The governor in 2012 had even asked former Mayor Tony Masiello to step in as Erie County chairman, even though the longtime Cuomo ally faced a bevy of conflicts as an Albany lobbyist. Masiello gracefully sidestepped that one.
But that move and others demonstrated a fundamental lack of understanding of Western New York politics. The Cuomo forces failed to recognize the political pickle they handed Masiello. They failed to realize that Erie County Democrats did not want Albany dictating their chairman, or that they would push back. And when the governor’s people tried to force Hochul off the state ticket in 2018, everyone but the Albany masterminds recognized that “rewarding” her with another congressional run never made a particle of sense.
Now Hochul moves into the Executive Mansion and is expected to only strengthen her long associations with Zellner, Lenihan and company. What governor would not want upstate New York’s largest Democratic organization in her corner?

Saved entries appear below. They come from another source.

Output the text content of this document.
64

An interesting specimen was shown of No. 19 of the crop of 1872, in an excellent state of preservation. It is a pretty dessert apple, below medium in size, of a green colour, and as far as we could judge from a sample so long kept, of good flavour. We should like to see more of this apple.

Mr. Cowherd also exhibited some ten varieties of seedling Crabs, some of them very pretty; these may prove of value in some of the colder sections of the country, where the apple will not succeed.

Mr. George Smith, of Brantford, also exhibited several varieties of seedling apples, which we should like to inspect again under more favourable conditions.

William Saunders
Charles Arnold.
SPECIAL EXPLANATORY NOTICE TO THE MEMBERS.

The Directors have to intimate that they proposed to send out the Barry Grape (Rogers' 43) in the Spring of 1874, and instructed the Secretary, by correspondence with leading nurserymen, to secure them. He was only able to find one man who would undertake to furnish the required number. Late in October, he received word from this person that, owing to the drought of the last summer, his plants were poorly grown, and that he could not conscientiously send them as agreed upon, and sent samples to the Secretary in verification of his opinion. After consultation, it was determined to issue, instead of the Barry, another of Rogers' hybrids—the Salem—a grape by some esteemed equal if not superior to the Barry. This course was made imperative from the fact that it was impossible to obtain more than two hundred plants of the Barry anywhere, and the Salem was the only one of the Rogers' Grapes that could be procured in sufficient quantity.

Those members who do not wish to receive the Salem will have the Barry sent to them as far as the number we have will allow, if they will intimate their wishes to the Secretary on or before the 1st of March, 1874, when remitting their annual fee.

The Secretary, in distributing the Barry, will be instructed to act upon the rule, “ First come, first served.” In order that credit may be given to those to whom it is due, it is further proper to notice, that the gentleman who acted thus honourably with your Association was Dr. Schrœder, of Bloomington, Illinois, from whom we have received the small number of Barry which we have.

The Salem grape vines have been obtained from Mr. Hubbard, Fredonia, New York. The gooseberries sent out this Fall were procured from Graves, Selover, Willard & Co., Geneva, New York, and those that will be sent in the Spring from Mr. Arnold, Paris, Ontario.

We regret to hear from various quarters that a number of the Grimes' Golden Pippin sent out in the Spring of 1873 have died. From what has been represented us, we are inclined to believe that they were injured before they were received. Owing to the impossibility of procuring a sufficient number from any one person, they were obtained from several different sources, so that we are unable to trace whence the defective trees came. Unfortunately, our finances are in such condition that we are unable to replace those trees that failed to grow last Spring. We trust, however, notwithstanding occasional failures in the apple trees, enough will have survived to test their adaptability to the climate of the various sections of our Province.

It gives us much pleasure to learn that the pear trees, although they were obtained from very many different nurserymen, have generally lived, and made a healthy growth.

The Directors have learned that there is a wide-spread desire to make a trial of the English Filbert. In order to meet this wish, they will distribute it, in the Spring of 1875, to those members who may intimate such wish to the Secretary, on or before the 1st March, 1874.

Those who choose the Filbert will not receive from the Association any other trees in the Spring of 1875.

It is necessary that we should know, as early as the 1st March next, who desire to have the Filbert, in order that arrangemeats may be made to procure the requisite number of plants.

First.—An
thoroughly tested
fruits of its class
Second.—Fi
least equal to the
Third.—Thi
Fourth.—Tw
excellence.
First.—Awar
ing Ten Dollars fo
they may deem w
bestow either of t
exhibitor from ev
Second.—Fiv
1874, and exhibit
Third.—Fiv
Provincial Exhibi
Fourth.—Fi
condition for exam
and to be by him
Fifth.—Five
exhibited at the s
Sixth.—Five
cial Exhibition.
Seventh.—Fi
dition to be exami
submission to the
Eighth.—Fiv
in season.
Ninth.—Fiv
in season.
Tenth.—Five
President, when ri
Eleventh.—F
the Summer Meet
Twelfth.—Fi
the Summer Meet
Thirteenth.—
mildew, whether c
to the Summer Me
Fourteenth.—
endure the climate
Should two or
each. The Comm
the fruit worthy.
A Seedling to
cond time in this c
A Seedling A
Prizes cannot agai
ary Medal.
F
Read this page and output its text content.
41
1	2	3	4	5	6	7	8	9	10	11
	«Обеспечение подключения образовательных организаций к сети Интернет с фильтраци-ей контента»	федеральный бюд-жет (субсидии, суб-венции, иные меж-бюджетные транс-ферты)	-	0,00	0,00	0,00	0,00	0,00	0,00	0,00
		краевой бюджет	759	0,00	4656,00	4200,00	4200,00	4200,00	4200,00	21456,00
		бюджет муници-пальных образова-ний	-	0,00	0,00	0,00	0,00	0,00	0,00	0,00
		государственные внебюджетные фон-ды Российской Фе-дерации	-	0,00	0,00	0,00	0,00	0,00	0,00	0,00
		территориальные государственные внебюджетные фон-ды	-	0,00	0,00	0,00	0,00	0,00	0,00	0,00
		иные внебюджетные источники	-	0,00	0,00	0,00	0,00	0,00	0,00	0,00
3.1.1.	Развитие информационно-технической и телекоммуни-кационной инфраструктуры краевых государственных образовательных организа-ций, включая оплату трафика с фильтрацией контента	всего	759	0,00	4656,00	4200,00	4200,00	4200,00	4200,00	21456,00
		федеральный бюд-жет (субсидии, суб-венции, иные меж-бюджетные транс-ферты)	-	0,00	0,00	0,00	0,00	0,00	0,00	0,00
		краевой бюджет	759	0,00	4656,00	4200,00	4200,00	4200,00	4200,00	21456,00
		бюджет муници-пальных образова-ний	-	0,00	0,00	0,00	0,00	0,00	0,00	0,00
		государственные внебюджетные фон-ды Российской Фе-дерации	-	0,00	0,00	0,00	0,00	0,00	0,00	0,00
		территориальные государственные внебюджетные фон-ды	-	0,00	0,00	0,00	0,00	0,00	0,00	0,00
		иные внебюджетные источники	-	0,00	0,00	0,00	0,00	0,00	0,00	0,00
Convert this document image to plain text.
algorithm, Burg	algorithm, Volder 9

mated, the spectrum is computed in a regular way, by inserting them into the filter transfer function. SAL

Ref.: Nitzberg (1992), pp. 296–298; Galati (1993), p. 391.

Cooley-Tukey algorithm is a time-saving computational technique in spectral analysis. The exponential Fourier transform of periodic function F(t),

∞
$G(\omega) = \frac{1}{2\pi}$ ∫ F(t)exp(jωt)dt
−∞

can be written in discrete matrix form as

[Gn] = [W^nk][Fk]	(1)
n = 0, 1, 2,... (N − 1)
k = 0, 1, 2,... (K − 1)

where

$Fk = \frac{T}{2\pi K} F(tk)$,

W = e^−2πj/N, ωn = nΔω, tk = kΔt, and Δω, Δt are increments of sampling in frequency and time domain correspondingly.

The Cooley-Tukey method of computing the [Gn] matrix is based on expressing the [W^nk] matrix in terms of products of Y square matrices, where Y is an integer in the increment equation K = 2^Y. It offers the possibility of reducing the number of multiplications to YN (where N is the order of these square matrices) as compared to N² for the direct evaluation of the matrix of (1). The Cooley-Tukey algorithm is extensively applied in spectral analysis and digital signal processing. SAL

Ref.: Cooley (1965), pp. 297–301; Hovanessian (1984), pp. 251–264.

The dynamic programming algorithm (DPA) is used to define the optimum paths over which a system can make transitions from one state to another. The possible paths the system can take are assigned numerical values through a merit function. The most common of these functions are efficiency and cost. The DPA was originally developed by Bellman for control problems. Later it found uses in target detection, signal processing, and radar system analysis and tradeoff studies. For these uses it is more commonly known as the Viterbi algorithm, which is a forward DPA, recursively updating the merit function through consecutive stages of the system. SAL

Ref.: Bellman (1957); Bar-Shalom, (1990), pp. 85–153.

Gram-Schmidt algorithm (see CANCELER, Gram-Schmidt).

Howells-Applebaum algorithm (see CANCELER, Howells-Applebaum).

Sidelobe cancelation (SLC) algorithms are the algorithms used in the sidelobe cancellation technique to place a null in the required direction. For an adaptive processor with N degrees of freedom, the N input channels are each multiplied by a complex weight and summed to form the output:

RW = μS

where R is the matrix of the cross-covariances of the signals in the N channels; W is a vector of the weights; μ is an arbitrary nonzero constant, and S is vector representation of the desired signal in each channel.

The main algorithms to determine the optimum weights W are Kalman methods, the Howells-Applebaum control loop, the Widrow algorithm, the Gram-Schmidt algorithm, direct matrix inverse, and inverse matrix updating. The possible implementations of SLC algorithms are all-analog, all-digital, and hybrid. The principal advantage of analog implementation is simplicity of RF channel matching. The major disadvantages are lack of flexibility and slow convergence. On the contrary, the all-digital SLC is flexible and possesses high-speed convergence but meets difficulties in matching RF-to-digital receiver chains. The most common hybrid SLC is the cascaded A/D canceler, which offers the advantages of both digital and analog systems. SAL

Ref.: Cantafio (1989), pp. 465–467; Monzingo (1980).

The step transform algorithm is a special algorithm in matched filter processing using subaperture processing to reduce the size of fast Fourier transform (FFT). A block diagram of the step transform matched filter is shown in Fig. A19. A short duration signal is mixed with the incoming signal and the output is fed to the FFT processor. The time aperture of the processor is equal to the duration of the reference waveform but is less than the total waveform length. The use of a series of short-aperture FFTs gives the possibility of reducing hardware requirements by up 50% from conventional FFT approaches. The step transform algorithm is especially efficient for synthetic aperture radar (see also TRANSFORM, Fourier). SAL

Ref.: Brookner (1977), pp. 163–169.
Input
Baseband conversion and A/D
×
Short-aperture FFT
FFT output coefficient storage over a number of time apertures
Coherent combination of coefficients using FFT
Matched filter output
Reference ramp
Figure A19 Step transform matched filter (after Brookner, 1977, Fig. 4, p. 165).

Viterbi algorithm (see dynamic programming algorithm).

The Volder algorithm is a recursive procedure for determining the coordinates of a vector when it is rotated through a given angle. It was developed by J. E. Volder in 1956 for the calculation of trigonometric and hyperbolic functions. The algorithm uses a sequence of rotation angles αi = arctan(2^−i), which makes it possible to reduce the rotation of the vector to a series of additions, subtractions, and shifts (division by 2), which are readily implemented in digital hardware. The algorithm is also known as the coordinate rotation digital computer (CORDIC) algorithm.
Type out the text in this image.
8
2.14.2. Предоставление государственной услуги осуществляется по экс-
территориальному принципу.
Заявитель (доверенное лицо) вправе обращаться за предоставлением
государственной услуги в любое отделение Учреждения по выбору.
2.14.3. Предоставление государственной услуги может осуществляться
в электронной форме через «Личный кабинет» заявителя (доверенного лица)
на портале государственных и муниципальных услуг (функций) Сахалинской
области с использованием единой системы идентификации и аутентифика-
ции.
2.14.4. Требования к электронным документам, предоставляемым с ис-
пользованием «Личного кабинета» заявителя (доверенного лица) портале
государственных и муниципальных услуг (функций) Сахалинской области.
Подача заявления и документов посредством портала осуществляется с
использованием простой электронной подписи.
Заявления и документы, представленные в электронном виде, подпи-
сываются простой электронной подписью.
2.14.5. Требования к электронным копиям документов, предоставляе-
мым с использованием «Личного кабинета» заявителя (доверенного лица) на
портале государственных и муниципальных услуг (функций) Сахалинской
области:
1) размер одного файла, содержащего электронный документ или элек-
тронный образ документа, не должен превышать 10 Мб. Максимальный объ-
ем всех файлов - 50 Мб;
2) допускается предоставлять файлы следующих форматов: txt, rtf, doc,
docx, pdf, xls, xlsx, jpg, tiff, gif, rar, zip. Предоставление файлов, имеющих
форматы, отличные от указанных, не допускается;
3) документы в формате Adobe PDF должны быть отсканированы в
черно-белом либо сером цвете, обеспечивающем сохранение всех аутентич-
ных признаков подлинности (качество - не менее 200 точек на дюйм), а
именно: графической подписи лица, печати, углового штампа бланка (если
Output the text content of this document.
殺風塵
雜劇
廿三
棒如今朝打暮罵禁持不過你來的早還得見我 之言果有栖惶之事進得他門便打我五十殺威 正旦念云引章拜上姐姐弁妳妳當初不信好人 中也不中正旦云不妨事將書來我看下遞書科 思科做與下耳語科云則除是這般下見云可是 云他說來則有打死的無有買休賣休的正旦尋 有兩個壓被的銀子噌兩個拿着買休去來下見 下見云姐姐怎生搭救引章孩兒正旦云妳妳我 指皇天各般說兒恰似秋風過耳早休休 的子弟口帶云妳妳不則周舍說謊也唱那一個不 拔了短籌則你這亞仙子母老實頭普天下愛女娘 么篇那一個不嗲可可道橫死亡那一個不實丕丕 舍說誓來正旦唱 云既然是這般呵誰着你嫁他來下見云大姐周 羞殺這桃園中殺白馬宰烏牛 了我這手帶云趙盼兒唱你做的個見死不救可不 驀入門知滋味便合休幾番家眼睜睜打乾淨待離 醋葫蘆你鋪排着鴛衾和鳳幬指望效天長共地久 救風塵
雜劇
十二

Just a few months ago, the chairman would have counted as a major improvement a simple phone call from Cuomoland. Now he anticipates strong ties with Hochul, noting key Hochul aide Melissa Bochenski once served as executive director of the Erie County party.
“Kathy and I have talked. She is ‘of’ the Erie County Democratic Party,” he said. “She comes from Chairman Crangle, the Erie County Democratic Committee, and that’s all great. We’re going to play a prominent role going forward and I’m excited about it.”
Zellner says the party has waited a long time. It endured mostly a silent cold shoulder for many years.
Now Hochul represents the “right person at the right time.”
“Literally, our favorite daughter now becomes governor despite Andrew Cuomo,” he said. “I feel like we’ve come full circle here.”